At the end of the day, despite the issues I may of had here, Aladdin 2019 is a low-“Good” time. If you can separate the old classic, you’ll have fun with this, knowing its not as good as the 1992 animated masterpiece.


Brightburn (Directed By David Yarovesky)


You would think that such an excellent idea as Brightburn’s could lead to a creative take on superheros. This is basically a “what-if” on Superman, had the caped superhero been evil this whole time. Already, I am intrigued and excited, especially when you’ve got the Gunn family working on this.

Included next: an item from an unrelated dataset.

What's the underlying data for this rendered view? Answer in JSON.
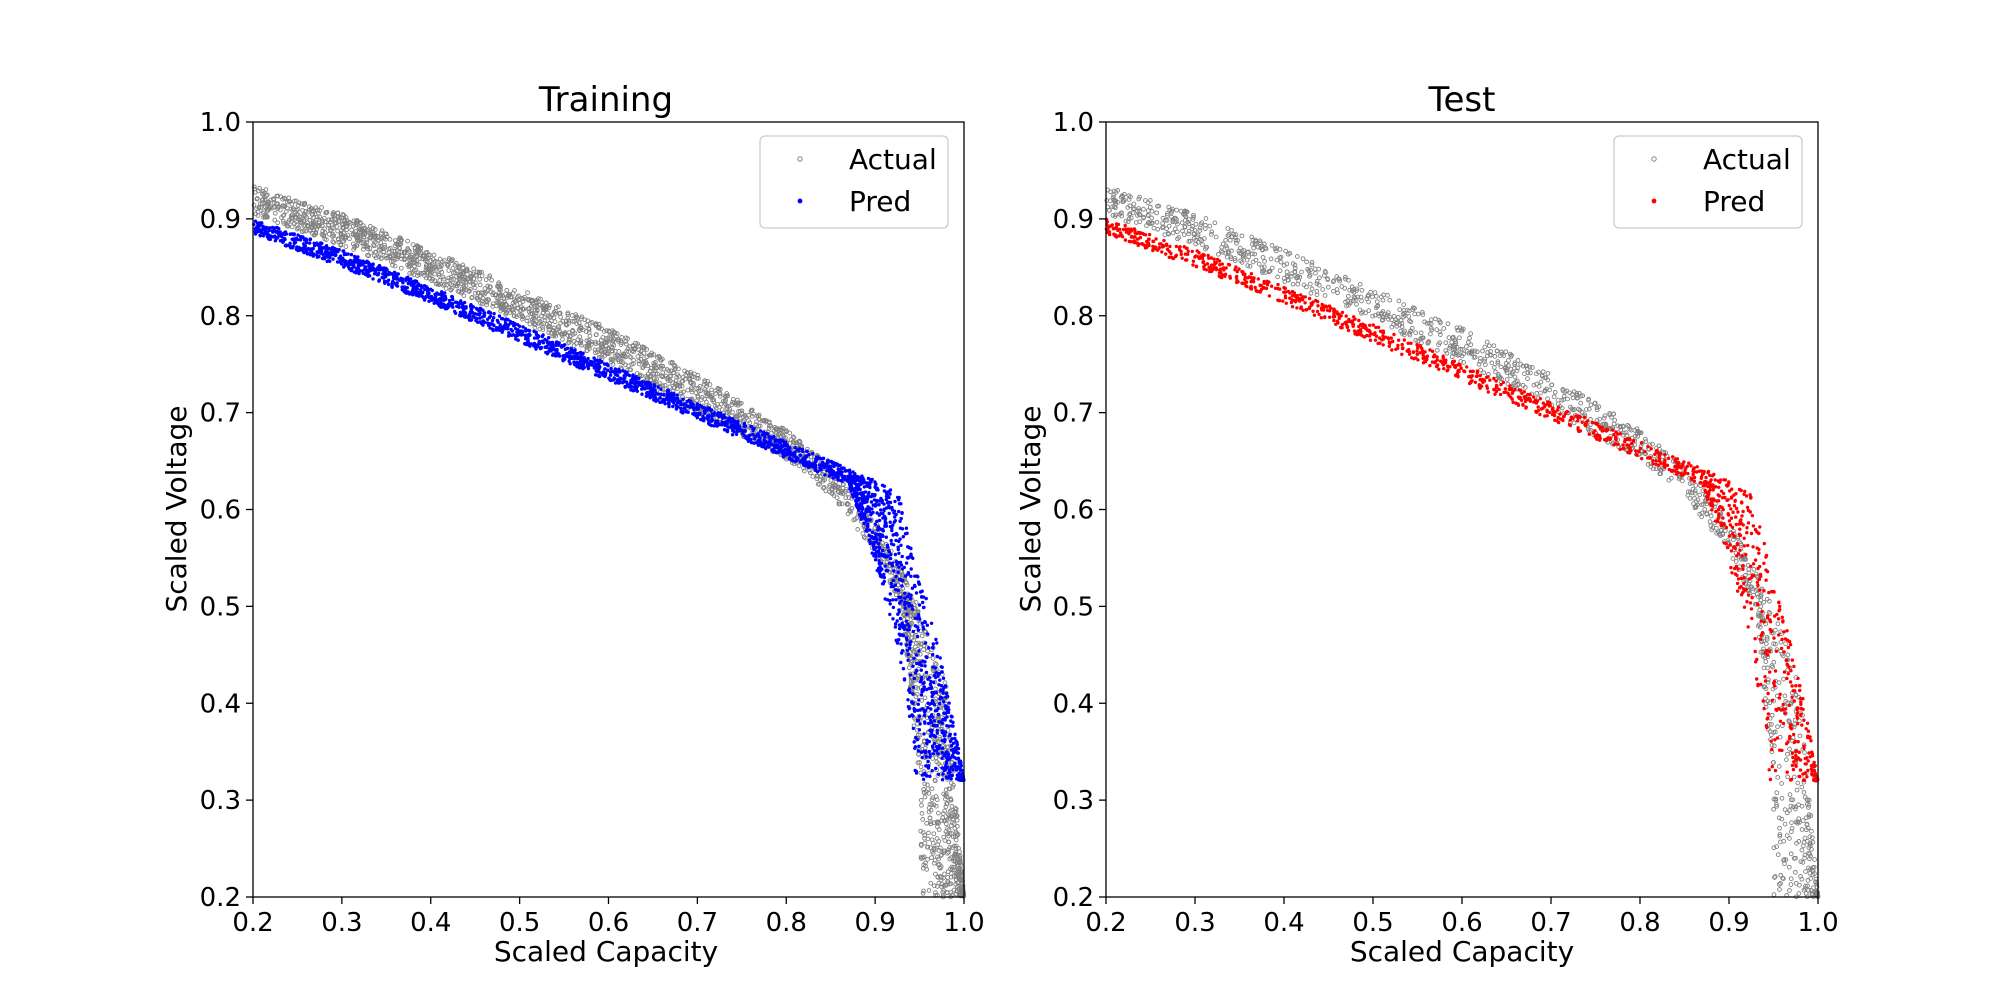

So its with unfortunate disappointment that they do jack squat with this idea as Brightburn turns into every slasher horror film you’ve seen, just with a kid who has superpowers. First of all, this kid named Brandon (played by Jackson A. Dunn) is an unsympathetic brat who is killing these people for dumb reasons. He’s not some bullied kid who goes insane from his mental state.

When that girl says he’s a creep, she is being serious. This kid sexually harasses that girl, talks back to his parents and is just this ungrateful piece of crap. No, him listening to an alien pod doesn’t justify any of this behavior, nor that the film doesn’t spend time developing its cast nearly as much as selling the horror elements, which are formulaic as heck.

Each victim, one-by-one, lurks around that creepy corridor, only to get jumped by the killer for being too curious. This film is doing nothing you haven’t seen dozens of times already, for having such a creative idea and nothing it does speaks of being memorable. If you just want to see gory kills and spooky jumpscares, Brightburn will definitely treat you right as it does deliver in its graphic horror violence.

However, if you are someone like me who does not look for just that in movies, you’ll feel very underwhelmed by how mediocre the script is and how traditional the film is for taking on something so different. The acting is at least great for how average the writing might be. You’ve got Elizabeth Banks as the mom and David Denman as the dad, both work as caring parents, even when the dialogue isn’t doing much to make them interesting characters.

As it wrapped up, I felt unsatisfied, because everything I was sick of in most horror films was this in a nutshell and only some solid filmmaking, along with some good performances, prevent Brightburn from being anything lower than “Decent”, but its that type of movie I will not remember in passing and gained almost nothing from seeing.